I wanted to return and add a bit to an earlier notice concerning a series of drawings that I found utterly fascinating—the earliest illustrations of the active formation representing visualized human thought. (I know that this titling is ungainly, but it seems to be the least inelegant solutions to stating the idea of what the images represent.) It so happens that Francis Galton approached this same issue—though without pictorial representation—in an earlier paper with the unusual and provocative title of “Visions in Sane Persons” (1881). Working further through this thesis and publishing an illustrated report in 1882, he continued, and greatly expanded, the study in a 26-page chapter called “Number-Forms” in his book Inquiries into Human Faculties and its Development (1883, with a second edition appearing in 1909). Galton includes another 71 images of visualizing arithmetic, plus others on general images of mental images of numbers and letters—there is also a small but beautiful section on associations between colors and numbers and letters. (These are all depicted in the first four images on this page.)

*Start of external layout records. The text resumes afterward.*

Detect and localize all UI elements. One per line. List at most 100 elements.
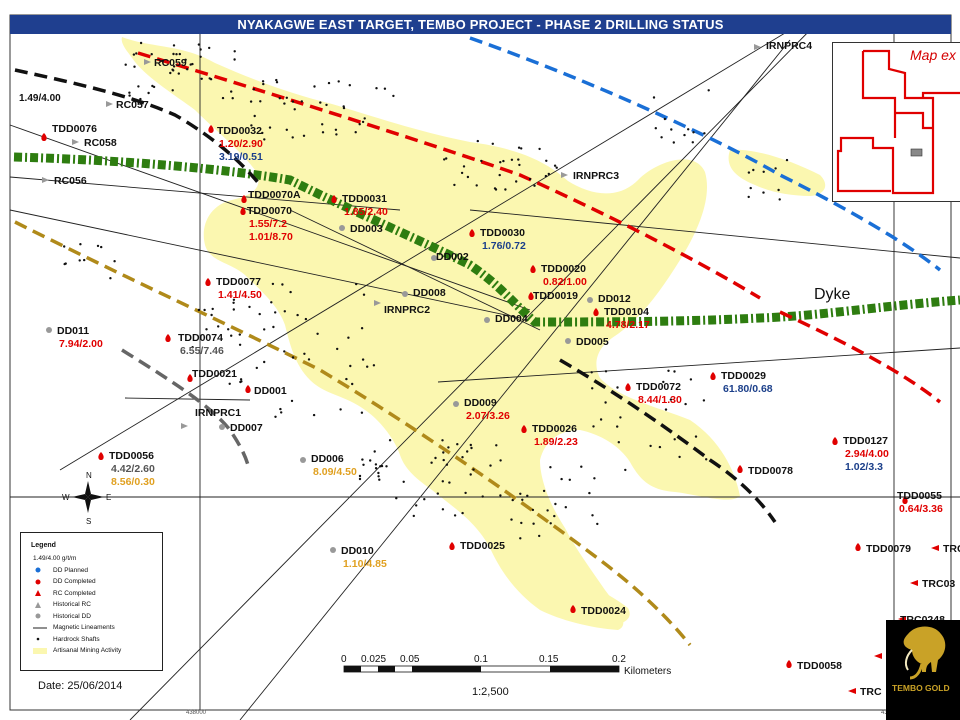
shaft-dot bbox=[261, 80, 265, 83]
shaft-dot bbox=[596, 522, 599, 526]
drill-hole-dd005[interactable]: DD005 bbox=[565, 336, 609, 348]
dd-completed-marker bbox=[530, 265, 536, 273]
hole-label: RC058 bbox=[84, 137, 117, 149]
shaft-dot bbox=[240, 380, 243, 383]
grade-label: 1.10/4.85 bbox=[343, 558, 387, 570]
shaft-dot bbox=[147, 91, 150, 95]
drill-hole-trc[interactable]: TRC bbox=[848, 686, 882, 698]
shaft-dot bbox=[616, 386, 619, 389]
drill-hole-irnprc1[interactable]: IRNPRC1 bbox=[181, 407, 241, 429]
shaft-dot bbox=[171, 68, 174, 71]
shaft-dot bbox=[283, 102, 286, 105]
dd-completed-marker bbox=[855, 543, 861, 551]
shaft-dot bbox=[360, 327, 364, 330]
drill-hole-tdd0019[interactable]: TDD0019 bbox=[528, 290, 578, 302]
drill-hole-rc057[interactable]: RC057 bbox=[106, 99, 149, 111]
drill-hole-rc056[interactable]: RC056 bbox=[42, 175, 87, 187]
drill-hole-irnprc3[interactable]: IRNPRC3 bbox=[561, 170, 619, 182]
historical-rc-marker bbox=[42, 177, 49, 183]
shaft-dot bbox=[469, 473, 472, 476]
drill-hole-trc[interactable]: TRC bbox=[931, 543, 960, 555]
drill-hole-tdd0076[interactable]: TDD0076 bbox=[41, 123, 97, 141]
hole-label: TDD0079 bbox=[866, 543, 911, 555]
shaft-dot bbox=[274, 311, 277, 314]
shaft-dot bbox=[649, 444, 652, 448]
shaft-dot bbox=[521, 498, 524, 501]
legend-item-grey-dot: Historical DD bbox=[33, 611, 162, 623]
drill-hole-rc059[interactable]: RC059 bbox=[144, 57, 187, 69]
red-trend-line-east bbox=[779, 310, 942, 404]
drill-hole-dd001[interactable]: DD001 bbox=[245, 385, 287, 397]
drill-hole-dd002[interactable]: DD002 bbox=[431, 251, 469, 263]
shaft-dot bbox=[291, 136, 294, 139]
shaft-dot bbox=[461, 511, 464, 515]
drill-hole-rc058[interactable]: RC058 bbox=[72, 137, 117, 149]
drill-hole-tdd0024[interactable]: TDD0024 bbox=[570, 605, 626, 617]
drill-hole-tdd0025[interactable]: TDD0025 bbox=[449, 540, 505, 552]
drill-hole-dd008[interactable]: DD008 bbox=[402, 287, 446, 299]
shaft-dot bbox=[132, 53, 136, 56]
shaft-dot bbox=[504, 188, 507, 191]
shaft-dot bbox=[538, 147, 541, 151]
shaft-dot bbox=[383, 87, 387, 90]
drill-hole-dd003[interactable]: DD003 bbox=[339, 223, 383, 235]
drill-hole-irnprc2[interactable]: IRNPRC2 bbox=[374, 300, 430, 316]
drill-hole-dd007[interactable]: DD007 bbox=[219, 422, 263, 434]
north-label: N bbox=[86, 471, 92, 480]
shaft-dot bbox=[302, 134, 306, 137]
drill-hole-tdd0058[interactable]: TDD0058 bbox=[786, 660, 842, 672]
drill-hole-dd004[interactable]: DD004 bbox=[484, 313, 528, 325]
scale-tick-5: 0.2 bbox=[612, 654, 626, 665]
shaft-dot bbox=[469, 443, 472, 447]
shaft-dot bbox=[347, 336, 350, 339]
grade-label: 1.02/3.3 bbox=[845, 461, 883, 473]
shaft-dot bbox=[453, 514, 457, 517]
shaft-dot bbox=[230, 90, 233, 93]
inset-map[interactable]: Map ex bbox=[832, 42, 960, 202]
drill-hole-tdd0078[interactable]: TDD0078 bbox=[737, 465, 793, 477]
dd-completed-marker bbox=[625, 383, 631, 391]
shaft-dot bbox=[462, 165, 466, 168]
inset-map-drawing bbox=[836, 49, 960, 195]
trend-lines bbox=[14, 36, 942, 647]
shaft-dot bbox=[703, 132, 706, 135]
dd-completed-marker bbox=[710, 372, 716, 380]
shaft-dot bbox=[325, 103, 328, 107]
shaft-dot bbox=[489, 464, 492, 467]
drill-hole-irnprc4[interactable]: IRNPRC4 bbox=[754, 40, 812, 52]
shaft-dot bbox=[448, 481, 451, 484]
shaft-dot bbox=[441, 508, 445, 511]
drill-hole-tdd0079[interactable]: TDD0079 bbox=[855, 543, 911, 555]
hole-label: TDD0074 bbox=[178, 332, 223, 344]
drill-hole-tdd0070a[interactable]: TDD0070A bbox=[241, 189, 301, 203]
shaft-dot bbox=[128, 91, 131, 94]
drill-hole-dd012[interactable]: DD012 bbox=[587, 293, 631, 305]
drill-hole-trc03[interactable]: TRC03 bbox=[910, 578, 955, 590]
hole-label: TDD0032 bbox=[217, 125, 262, 137]
south-label: S bbox=[86, 517, 91, 526]
drill-hole-tdd0021[interactable]: TDD0021 bbox=[187, 368, 237, 382]
scale-tick-3: 0.1 bbox=[474, 654, 488, 665]
shaft-dot bbox=[778, 198, 781, 201]
shaft-dot bbox=[345, 377, 348, 381]
shaft-dot bbox=[316, 332, 319, 335]
hardrock-shafts bbox=[62, 41, 789, 540]
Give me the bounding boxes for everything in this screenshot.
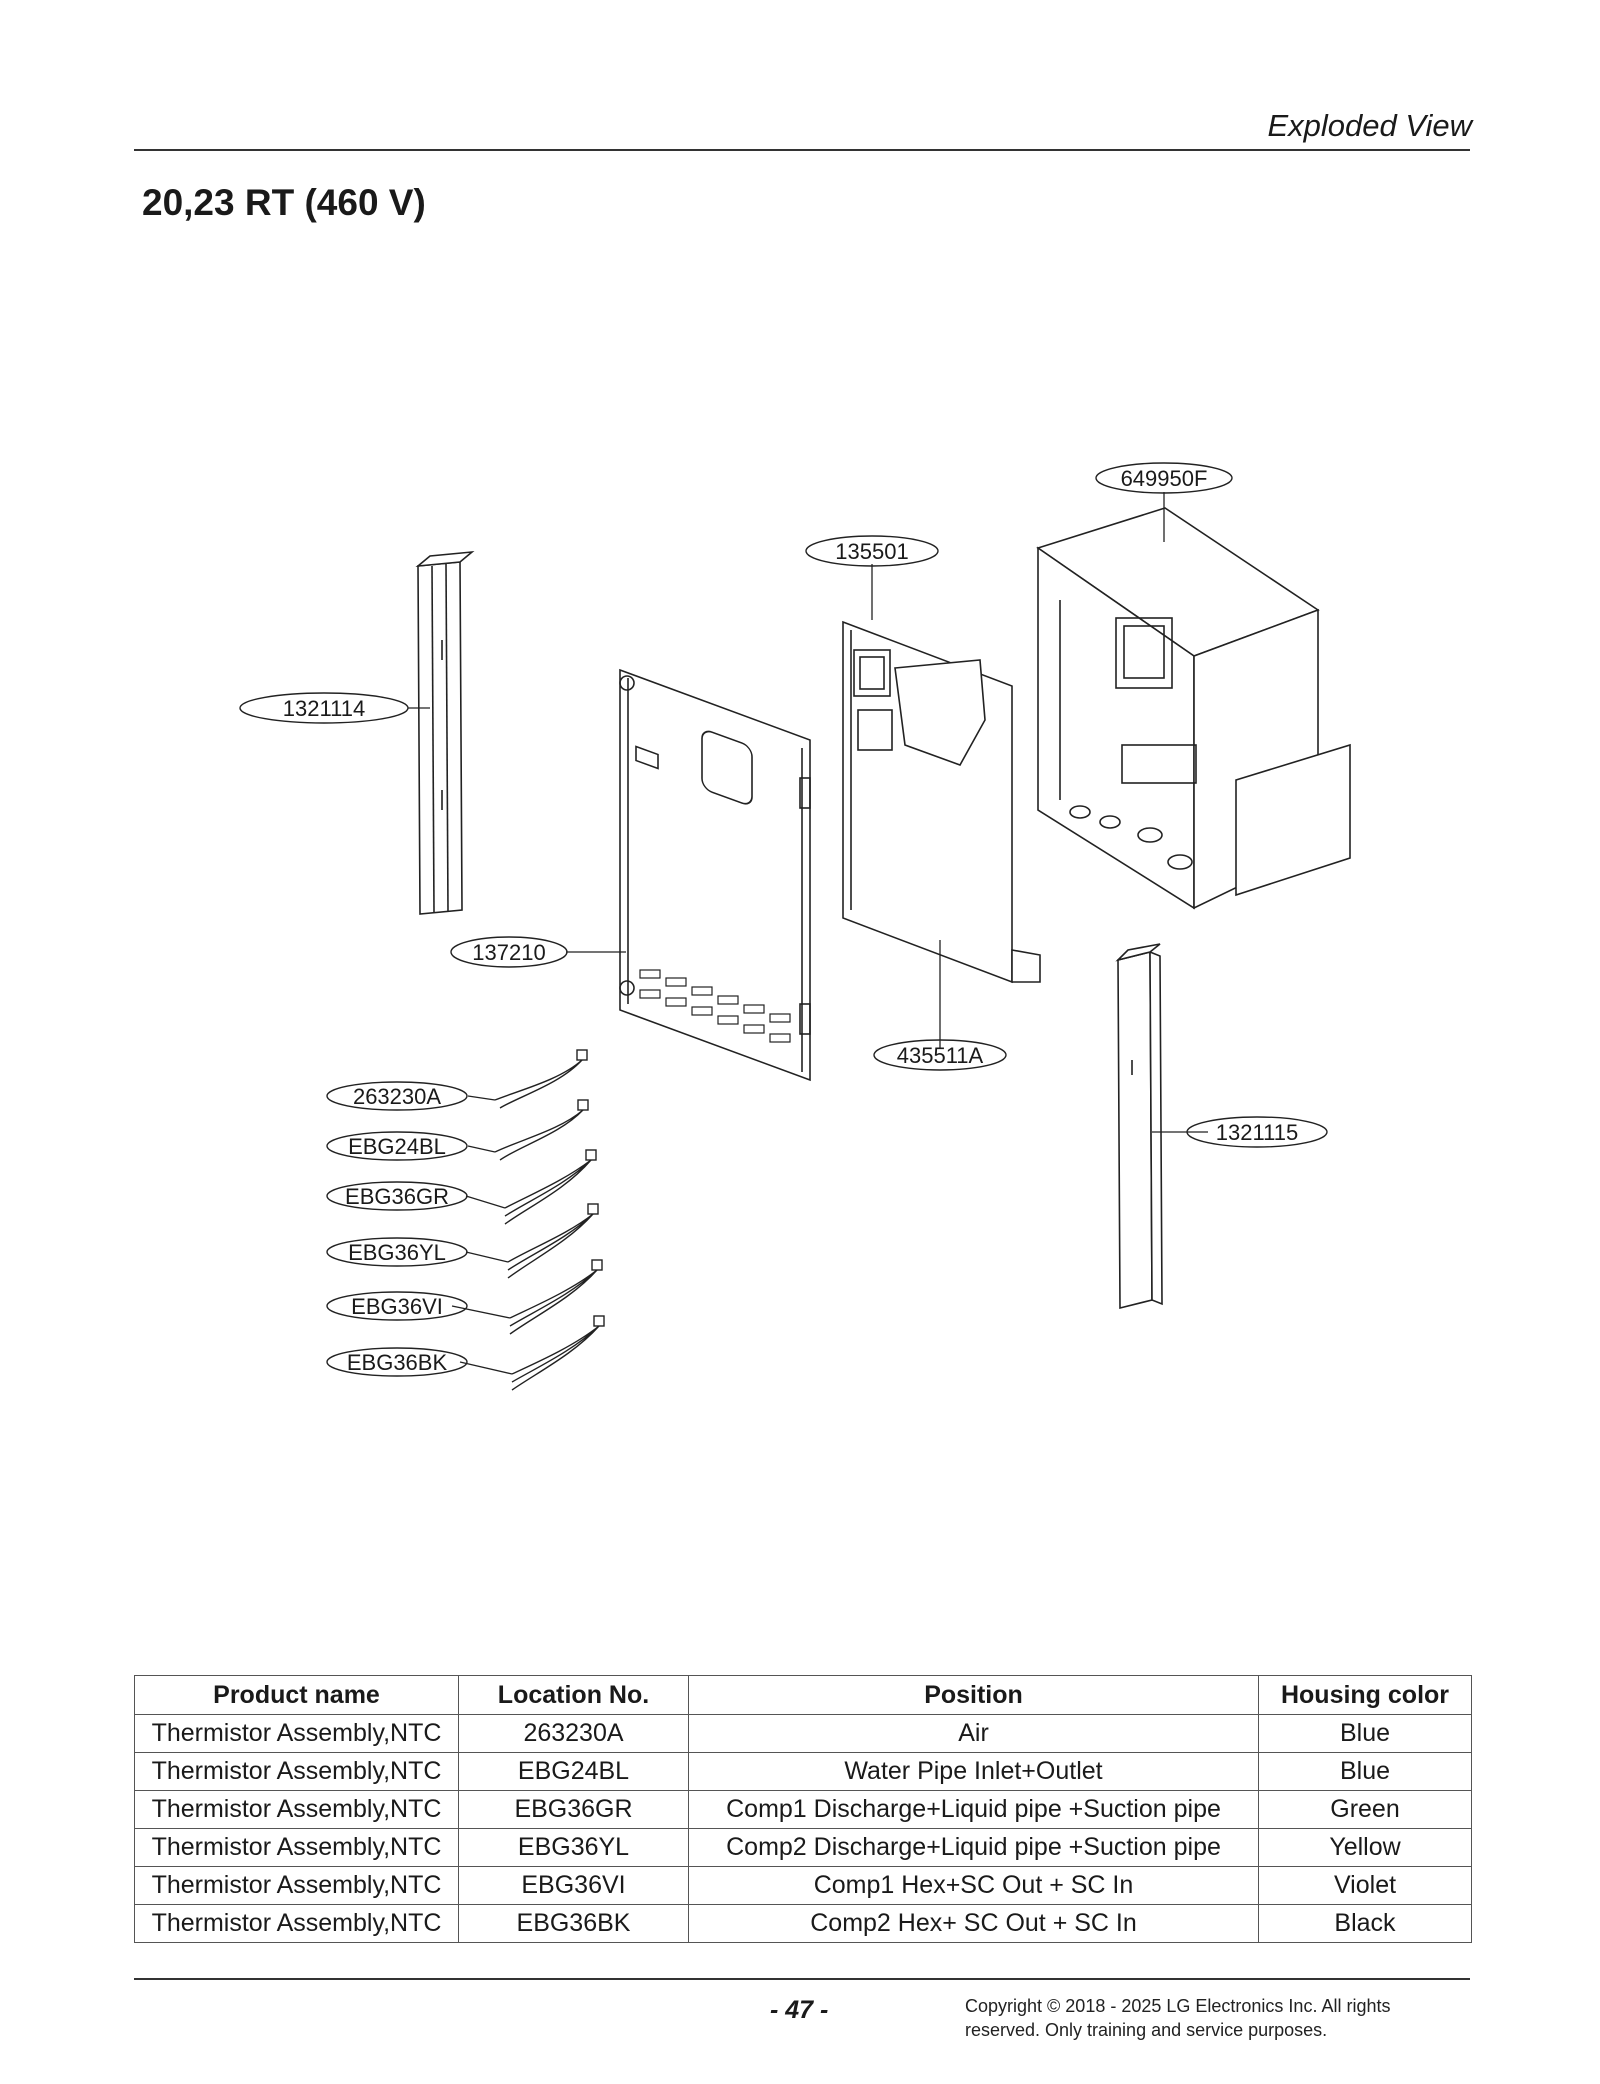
callout-EBG24BL: EBG24BL xyxy=(348,1134,446,1159)
callout-263230A: 263230A xyxy=(353,1084,441,1109)
column-header-position: Position xyxy=(688,1675,1259,1715)
callout-137210: 137210 xyxy=(472,940,545,965)
cell-product-name: Thermistor Assembly,NTC xyxy=(134,1866,459,1905)
table-row: Thermistor Assembly,NTC EBG36YL Comp2 Di… xyxy=(134,1828,1472,1867)
callout-135501: 135501 xyxy=(835,539,908,564)
section-header-title: Exploded View xyxy=(1267,108,1472,143)
cell-location-no: 263230A xyxy=(458,1714,689,1753)
cell-product-name: Thermistor Assembly,NTC xyxy=(134,1904,459,1943)
callout-EBG36VI: EBG36VI xyxy=(351,1294,443,1319)
control-plate-part xyxy=(842,620,1041,984)
table-header-row: Product name Location No. Position Housi… xyxy=(134,1675,1472,1715)
table-row: Thermistor Assembly,NTC EBG36VI Comp1 He… xyxy=(134,1866,1472,1905)
thermistor-wires xyxy=(494,1049,605,1391)
table-row: Thermistor Assembly,NTC EBG24BL Water Pi… xyxy=(134,1752,1472,1791)
callout-1321115: 1321115 xyxy=(1216,1120,1298,1145)
chassis-box-part xyxy=(1036,507,1351,910)
header-divider xyxy=(134,149,1470,151)
column-header-housing-color: Housing color xyxy=(1258,1675,1472,1715)
exploded-view-diagram: 649950F 135501 1321114 137210 435511A 13… xyxy=(239,462,1351,1391)
callout-EBG36BK: EBG36BK xyxy=(347,1350,448,1375)
page-title: 20,23 RT (460 V) xyxy=(142,182,426,223)
cell-position: Water Pipe Inlet+Outlet xyxy=(688,1752,1259,1791)
cell-position: Comp1 Hex+SC Out + SC In xyxy=(688,1866,1259,1905)
footer-divider xyxy=(134,1978,1470,1980)
cell-housing-color: Yellow xyxy=(1258,1828,1472,1867)
cell-housing-color: Green xyxy=(1258,1790,1472,1829)
copyright-line-2: reserved. Only training and service purp… xyxy=(965,2020,1328,2040)
cell-product-name: Thermistor Assembly,NTC xyxy=(134,1790,459,1829)
table-row: Thermistor Assembly,NTC 263230A Air Blue xyxy=(134,1714,1472,1753)
cell-position: Air xyxy=(688,1714,1259,1753)
table-row: Thermistor Assembly,NTC EBG36GR Comp1 Di… xyxy=(134,1790,1472,1829)
cell-position: Comp2 Hex+ SC Out + SC In xyxy=(688,1904,1259,1943)
cell-product-name: Thermistor Assembly,NTC xyxy=(134,1828,459,1867)
table-row: Thermistor Assembly,NTC EBG36BK Comp2 He… xyxy=(134,1904,1472,1943)
cell-location-no: EBG24BL xyxy=(458,1752,689,1791)
thermistor-parts-table: Product name Location No. Position Housi… xyxy=(134,1675,1472,1943)
cell-location-no: EBG36BK xyxy=(458,1904,689,1943)
callout-EBG36GR: EBG36GR xyxy=(345,1184,449,1209)
copyright-notice: Copyright © 2018 - 2025 LG Electronics I… xyxy=(965,1994,1465,2042)
callout-1321114: 1321114 xyxy=(283,696,365,721)
cell-housing-color: Blue xyxy=(1258,1752,1472,1791)
cell-housing-color: Black xyxy=(1258,1904,1472,1943)
column-header-location-no: Location No. xyxy=(458,1675,689,1715)
page-number: - 47 - xyxy=(770,1996,829,2024)
cell-housing-color: Blue xyxy=(1258,1714,1472,1753)
cell-housing-color: Violet xyxy=(1258,1866,1472,1905)
copyright-line-1: Copyright © 2018 - 2025 LG Electronics I… xyxy=(965,1996,1391,2016)
cell-position: Comp1 Discharge+Liquid pipe +Suction pip… xyxy=(688,1790,1259,1829)
callout-EBG36YL: EBG36YL xyxy=(348,1240,446,1265)
cell-location-no: EBG36YL xyxy=(458,1828,689,1867)
cell-location-no: EBG36VI xyxy=(458,1866,689,1905)
column-header-product-name: Product name xyxy=(134,1675,459,1715)
callout-435511A: 435511A xyxy=(897,1043,984,1068)
left-side-panel-part xyxy=(415,550,475,915)
right-side-panel-part xyxy=(1115,943,1163,1310)
cell-position: Comp2 Discharge+Liquid pipe +Suction pip… xyxy=(688,1828,1259,1867)
callout-649950F: 649950F xyxy=(1121,466,1208,491)
cell-location-no: EBG36GR xyxy=(458,1790,689,1829)
front-panel-part xyxy=(619,668,811,1082)
cell-product-name: Thermistor Assembly,NTC xyxy=(134,1714,459,1753)
cell-product-name: Thermistor Assembly,NTC xyxy=(134,1752,459,1791)
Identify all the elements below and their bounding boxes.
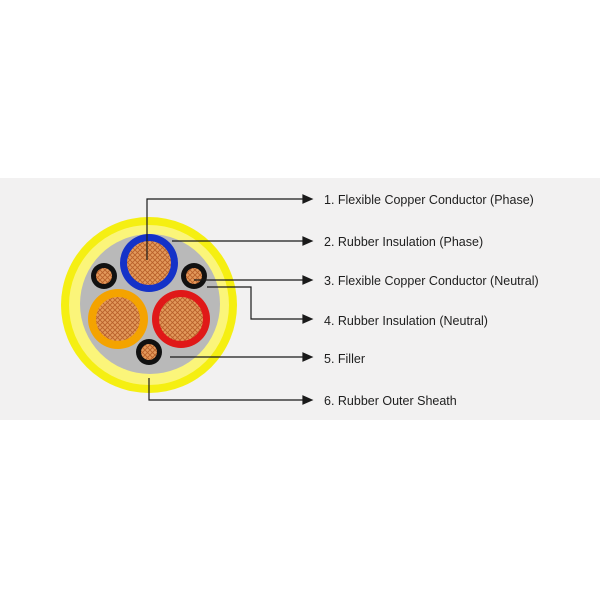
arrow-head-3 [302, 275, 314, 285]
label-flexible-copper-conductor-neutral: 3. Flexible Copper Conductor (Neutral) [324, 274, 539, 288]
arrow-head-6 [302, 395, 314, 405]
label-rubber-outer-sheath: 6. Rubber Outer Sheath [324, 394, 457, 408]
neutral-core-right-copper [186, 268, 202, 284]
arrow-head-1 [302, 194, 314, 204]
label-flexible-copper-conductor-phase: 1. Flexible Copper Conductor (Phase) [324, 193, 534, 207]
flexible-copper-conductor-orange [96, 297, 140, 341]
neutral-core-left-copper [96, 268, 112, 284]
arrow-head-2 [302, 236, 314, 246]
leader-line-1 [146, 198, 308, 260]
flexible-copper-conductor-phase-blue [127, 241, 171, 285]
label-rubber-insulation-neutral: 4. Rubber Insulation (Neutral) [324, 314, 488, 328]
leader-line-6 [148, 378, 308, 401]
neutral-core-bottom-copper [141, 344, 157, 360]
label-rubber-insulation-phase: 2. Rubber Insulation (Phase) [324, 235, 483, 249]
arrow-head-5 [302, 352, 314, 362]
leader-line-4 [207, 286, 308, 320]
flexible-copper-conductor-red [159, 297, 203, 341]
leader-lines [146, 194, 314, 405]
label-filler: 5. Filler [324, 352, 365, 366]
arrow-head-4 [302, 314, 314, 324]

G.T.W. Patrick (a professor of philosophy at the state university of Iowa) published one of the earliest papers in response to Galton’s work. In “Number-forms”, published in the Popular Science Monthly in February 1893 (pp 504-515, and “illustrated”), Patrick addresses and expands Galton’s work somewhat, including another eighteen wonderful illustrations of similar images.
But the path back to Galton is not quite a straight one. Galton was initially concerned with imaging of numbers and numbers forms while people were performing mental calculations. Patrick on the other hand asked his subjects if they had associative images in their mind of numbers—formally, he asked them if the number series of 1-9 presented itself in a visual, representative way in their minds. In the second and third parts of his three-part inquiry, he asked the same question about letters and the alphabet, and then, thirdly, if they perceived any sense of color from letters and numbers, and what then what those exact relationships were.
It is interesting that in the studies of Galton and Patrick that over time in each of the subjects tested that (in Galton’s words) the images were “absolutely unchangeable except for a gradual development of complexity”. Since I (like Galton, which is probably the only time I will ever be able to associate myself with this man
in terms of familiar traits) have no such images in my head when I think about mathematics or numbers or letter or words in general, it is remarkable to me on the human scale that people who have these associations would have the same ones time after time. A movable feast, as it were. Of course it would make sense that this reference system would be constant—but for someone that doesn’t ‘see” these images at all, the fact that they are so flowing and lucid and unchanging is simply difficult for me to imagine. (In a few weeks I'll return to this issue, looking at how some prodigiously gifted people "see" with their special attributes.)